Wet Age-Related Macular Degeneration | Treatment Algorithms | Claims Data Analysis | US | 2014

Age-related macular degeneration (AMD) is a leading cause of visual impairment and blindness. More than half of advanced AMD patients suffer the wet (exudative, neovascular) form of the disease, characterized by abnormal growth of new blood vessels from under the retina that leak blood and fluid, often causing acute vision loss. Several currently available therapies targeting vascular endothelial growth factor (VEGF) have been shown to maintain and even improve visual acuity in wet AMD patients. The most frequently used anti-VEGF agents in wet AMD, administered via intravitreal (eye) injections, are Genentech’s cancer drug Avastin (bevacizumab), compounded for use in wet AMD; Genentech’s Lucentis (ranibizumab); and the most recent market entrant, Regeneron’s Eylea (aflibercept). Valeant/Pfizer’s Macugen (pegaptanib sodium) and QLT/Novartis’s Visudyne (verteporfin) in combination with photodynamic therapy are also used, though considerably less frequently, in wet AMD.

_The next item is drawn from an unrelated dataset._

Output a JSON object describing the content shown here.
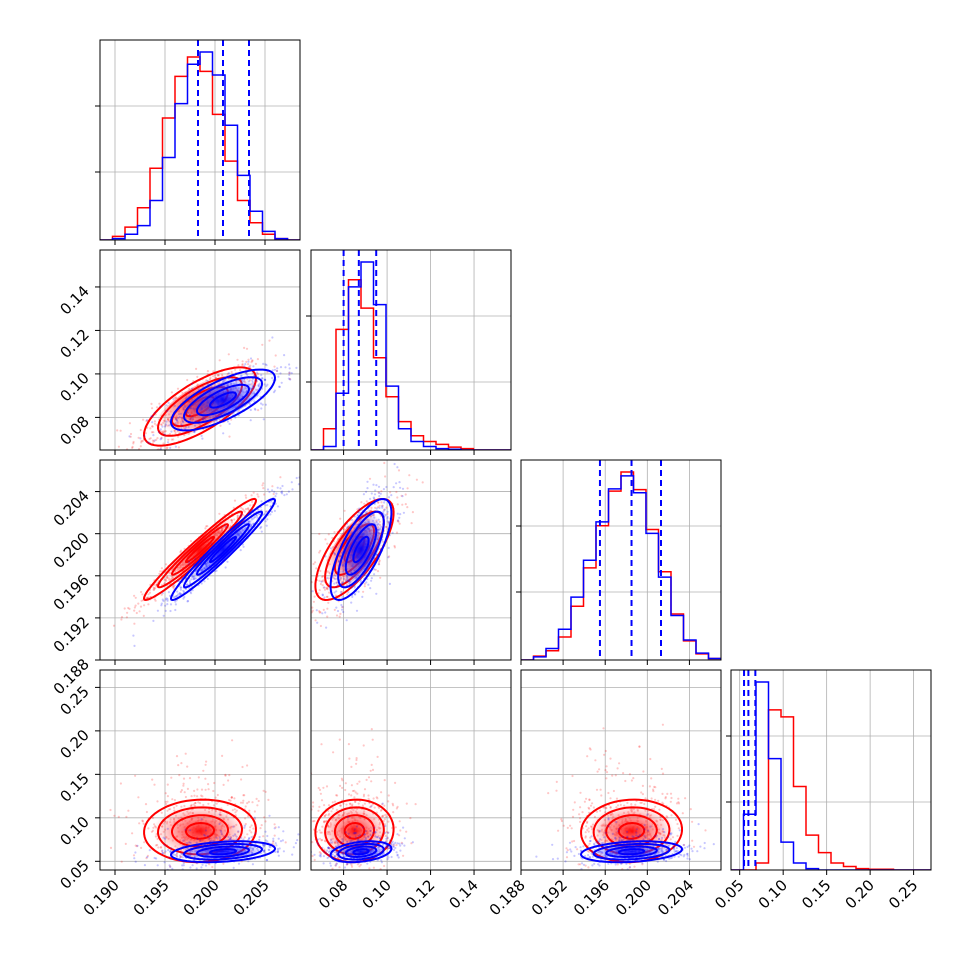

Using national, longitudinal, patient-level U.S. claims data, this report examines current trends in the management of wet AMD both for newly diagnosed patients and patients filling a prescription for a key therapy in Q3 2013. For the newly diagnosed patient sample, the report provides shares by line of therapy and a quantitative analysis of initiation and switching patterns between wet AMD agents. Analysis of the recently treated patient sample quantifies a drug’s source of business compared with its competitors and details which drugs precede others. Additional analyses explore how physicians’ decisions regarding brand dosing frequency impact traditional measures of persistence as well as compliance persistency and compliance by brand.